To run the Flakify experiment using per-project validation on the two datasets, navigate to the src\
folder and run the following commands:
bash Flakify_predictor_per_project.sh FlakeFlagger
bash Flakify_predictor_per_project.sh IDoFT
This will generate the classification results into results/Flakify_per_project_results_on_FlakeFlagger_dataset.csv
and results/Flakify_per_project_results_on_IDoFT_dataset.csv
for the whole per-project validation experiments on both datasets.
This is the guideline for replicating the experiments we used to evaluate the two versions of FlakeFlagger, white-box and black-box, for classifying test cases as flaky and non-flaky using cross-validation on the FlakeFlagger dataset.

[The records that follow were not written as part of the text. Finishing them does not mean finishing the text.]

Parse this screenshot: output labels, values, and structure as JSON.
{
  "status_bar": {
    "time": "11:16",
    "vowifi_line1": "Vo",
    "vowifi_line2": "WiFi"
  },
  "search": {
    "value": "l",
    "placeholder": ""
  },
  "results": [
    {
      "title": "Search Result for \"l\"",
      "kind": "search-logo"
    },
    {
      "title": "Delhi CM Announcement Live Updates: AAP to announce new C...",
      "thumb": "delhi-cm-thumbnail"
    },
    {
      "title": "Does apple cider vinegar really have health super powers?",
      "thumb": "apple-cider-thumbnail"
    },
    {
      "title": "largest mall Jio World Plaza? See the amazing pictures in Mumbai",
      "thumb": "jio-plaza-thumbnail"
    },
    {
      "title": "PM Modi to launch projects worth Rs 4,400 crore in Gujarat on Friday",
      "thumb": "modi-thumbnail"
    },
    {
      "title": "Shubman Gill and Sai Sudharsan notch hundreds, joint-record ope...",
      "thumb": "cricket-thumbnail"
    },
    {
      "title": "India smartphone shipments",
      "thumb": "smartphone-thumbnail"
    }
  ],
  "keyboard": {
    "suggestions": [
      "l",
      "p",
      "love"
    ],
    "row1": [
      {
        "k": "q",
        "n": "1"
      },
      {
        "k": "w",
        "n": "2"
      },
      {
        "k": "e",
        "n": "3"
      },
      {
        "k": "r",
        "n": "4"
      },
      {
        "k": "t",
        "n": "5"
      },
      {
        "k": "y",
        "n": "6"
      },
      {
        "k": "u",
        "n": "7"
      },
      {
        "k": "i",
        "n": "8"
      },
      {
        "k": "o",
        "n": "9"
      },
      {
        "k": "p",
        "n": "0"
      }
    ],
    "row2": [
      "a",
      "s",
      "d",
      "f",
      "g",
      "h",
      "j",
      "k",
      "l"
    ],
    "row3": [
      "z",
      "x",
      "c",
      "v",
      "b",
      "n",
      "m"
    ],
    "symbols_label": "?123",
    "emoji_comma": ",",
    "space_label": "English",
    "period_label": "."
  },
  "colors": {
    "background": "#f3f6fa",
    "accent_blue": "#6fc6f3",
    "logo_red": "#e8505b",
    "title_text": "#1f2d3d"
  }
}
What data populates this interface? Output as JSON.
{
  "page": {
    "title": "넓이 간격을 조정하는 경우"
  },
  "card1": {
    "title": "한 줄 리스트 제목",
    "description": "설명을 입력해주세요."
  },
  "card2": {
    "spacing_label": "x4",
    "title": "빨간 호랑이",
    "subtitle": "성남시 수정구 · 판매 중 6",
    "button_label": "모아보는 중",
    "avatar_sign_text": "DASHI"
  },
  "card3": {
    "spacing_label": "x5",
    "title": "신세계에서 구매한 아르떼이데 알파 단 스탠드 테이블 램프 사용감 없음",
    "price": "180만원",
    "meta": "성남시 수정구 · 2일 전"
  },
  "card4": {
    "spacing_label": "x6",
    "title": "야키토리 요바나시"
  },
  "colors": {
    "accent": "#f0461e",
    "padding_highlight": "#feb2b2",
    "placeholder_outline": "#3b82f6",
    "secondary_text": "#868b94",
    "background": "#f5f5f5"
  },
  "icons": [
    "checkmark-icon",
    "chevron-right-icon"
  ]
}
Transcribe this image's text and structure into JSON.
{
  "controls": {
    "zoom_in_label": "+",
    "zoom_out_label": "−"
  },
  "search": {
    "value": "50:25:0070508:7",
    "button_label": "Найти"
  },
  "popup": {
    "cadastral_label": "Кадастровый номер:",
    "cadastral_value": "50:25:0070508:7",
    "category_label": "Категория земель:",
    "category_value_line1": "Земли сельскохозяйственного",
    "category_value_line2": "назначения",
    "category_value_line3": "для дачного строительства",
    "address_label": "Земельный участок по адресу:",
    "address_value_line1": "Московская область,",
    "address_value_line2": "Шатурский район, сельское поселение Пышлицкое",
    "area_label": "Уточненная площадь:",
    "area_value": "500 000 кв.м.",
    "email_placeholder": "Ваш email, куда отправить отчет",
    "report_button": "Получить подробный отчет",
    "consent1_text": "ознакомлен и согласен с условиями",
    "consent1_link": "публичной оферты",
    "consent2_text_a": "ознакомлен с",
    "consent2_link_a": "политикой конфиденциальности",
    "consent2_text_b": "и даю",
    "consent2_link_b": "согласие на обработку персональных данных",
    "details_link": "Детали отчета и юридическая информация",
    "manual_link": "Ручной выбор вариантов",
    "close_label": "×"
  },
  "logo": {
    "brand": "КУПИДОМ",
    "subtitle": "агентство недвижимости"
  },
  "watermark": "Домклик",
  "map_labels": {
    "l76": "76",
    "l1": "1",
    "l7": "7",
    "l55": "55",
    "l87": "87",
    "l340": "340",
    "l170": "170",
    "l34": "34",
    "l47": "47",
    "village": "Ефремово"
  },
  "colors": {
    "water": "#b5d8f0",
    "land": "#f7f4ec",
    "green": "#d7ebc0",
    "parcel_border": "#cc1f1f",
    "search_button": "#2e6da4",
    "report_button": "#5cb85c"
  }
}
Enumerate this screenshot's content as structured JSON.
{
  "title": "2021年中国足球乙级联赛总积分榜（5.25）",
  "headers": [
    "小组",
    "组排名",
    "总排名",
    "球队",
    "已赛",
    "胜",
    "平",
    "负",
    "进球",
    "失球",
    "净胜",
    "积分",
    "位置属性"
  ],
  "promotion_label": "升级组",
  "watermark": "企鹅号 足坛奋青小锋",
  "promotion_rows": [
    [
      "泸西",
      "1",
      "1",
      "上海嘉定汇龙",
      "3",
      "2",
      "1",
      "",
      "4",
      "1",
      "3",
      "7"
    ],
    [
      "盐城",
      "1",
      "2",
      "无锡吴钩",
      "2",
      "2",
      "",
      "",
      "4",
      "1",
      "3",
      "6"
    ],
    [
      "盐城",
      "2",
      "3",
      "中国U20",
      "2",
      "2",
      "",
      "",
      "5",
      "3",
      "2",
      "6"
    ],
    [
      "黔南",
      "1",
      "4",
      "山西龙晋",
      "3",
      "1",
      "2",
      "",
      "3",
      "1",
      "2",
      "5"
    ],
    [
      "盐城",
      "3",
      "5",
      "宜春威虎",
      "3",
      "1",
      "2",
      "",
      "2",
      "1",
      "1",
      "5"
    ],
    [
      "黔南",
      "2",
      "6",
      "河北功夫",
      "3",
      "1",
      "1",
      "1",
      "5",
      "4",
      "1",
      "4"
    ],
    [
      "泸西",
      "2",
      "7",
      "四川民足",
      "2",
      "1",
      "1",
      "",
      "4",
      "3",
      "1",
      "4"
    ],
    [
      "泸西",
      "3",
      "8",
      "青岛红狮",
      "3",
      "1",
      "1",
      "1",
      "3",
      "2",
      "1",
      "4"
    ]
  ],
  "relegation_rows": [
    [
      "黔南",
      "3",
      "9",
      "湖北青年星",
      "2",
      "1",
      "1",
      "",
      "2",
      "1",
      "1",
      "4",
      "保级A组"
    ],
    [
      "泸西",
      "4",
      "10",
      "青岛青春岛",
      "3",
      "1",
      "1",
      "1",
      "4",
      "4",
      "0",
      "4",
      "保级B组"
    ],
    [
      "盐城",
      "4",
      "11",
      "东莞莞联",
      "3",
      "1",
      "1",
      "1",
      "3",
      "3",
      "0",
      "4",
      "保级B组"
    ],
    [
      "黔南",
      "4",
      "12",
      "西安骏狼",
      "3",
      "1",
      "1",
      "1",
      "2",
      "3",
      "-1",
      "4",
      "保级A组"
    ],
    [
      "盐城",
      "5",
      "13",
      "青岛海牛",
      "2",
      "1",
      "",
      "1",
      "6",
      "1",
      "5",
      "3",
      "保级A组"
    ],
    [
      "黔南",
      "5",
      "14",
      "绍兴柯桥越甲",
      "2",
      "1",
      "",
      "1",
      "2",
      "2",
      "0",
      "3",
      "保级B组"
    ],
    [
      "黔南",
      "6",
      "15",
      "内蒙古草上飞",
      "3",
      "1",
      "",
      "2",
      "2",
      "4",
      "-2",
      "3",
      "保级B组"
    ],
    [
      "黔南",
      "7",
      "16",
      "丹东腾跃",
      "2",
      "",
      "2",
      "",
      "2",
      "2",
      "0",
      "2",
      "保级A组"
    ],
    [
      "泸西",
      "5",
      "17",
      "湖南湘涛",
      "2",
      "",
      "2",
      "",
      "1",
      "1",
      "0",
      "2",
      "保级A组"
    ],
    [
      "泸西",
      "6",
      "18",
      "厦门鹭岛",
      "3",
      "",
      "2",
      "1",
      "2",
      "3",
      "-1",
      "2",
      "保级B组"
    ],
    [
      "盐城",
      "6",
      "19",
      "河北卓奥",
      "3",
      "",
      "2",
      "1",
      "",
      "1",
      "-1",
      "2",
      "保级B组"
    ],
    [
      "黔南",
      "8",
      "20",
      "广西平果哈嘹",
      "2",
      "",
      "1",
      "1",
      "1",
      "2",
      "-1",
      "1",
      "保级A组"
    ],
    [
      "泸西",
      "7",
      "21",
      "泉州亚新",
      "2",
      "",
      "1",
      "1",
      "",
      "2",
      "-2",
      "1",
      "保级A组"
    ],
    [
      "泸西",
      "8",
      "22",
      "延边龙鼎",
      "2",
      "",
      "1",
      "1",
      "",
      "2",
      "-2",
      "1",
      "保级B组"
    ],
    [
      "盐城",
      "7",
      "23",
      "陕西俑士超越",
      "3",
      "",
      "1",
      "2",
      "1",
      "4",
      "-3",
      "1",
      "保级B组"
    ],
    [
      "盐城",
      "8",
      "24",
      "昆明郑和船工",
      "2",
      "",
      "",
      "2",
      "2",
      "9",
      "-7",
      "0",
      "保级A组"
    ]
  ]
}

This is a list of all required python packages:
- python =3.8.5
- imbalanced_learn= 0.8.1
- pandas= 1.3.3
- scikit_learn= 0.22.1
This is a list of input files that are required to accomplish this step:
- dataset/FlakeFlagger/FlakeFlagger_filtered_dataset.csv
- dataset/FlakeFlagger/FlakeFlaggerFeaturesTypes.csv
- dataset/FlakeFlagger/Information_gain_per_feature.csv
- results/FlakeFlagger_black-box_results.csv
- results/FlakeFlagger_white-box_results.csv
To run the FlakeFlagger experiments, navigate to the src\
folder and run the following command:
bash FlakeFlagger_predictor.sh white-box
bash FlakeFlagger_predictor.sh black-box
This will generate the classification results into results/FlakeFlagger_white-box_results.csv
and results/FlakeFlagger_black-box_results.csv
for the both white-box and black-box experiments, respectively.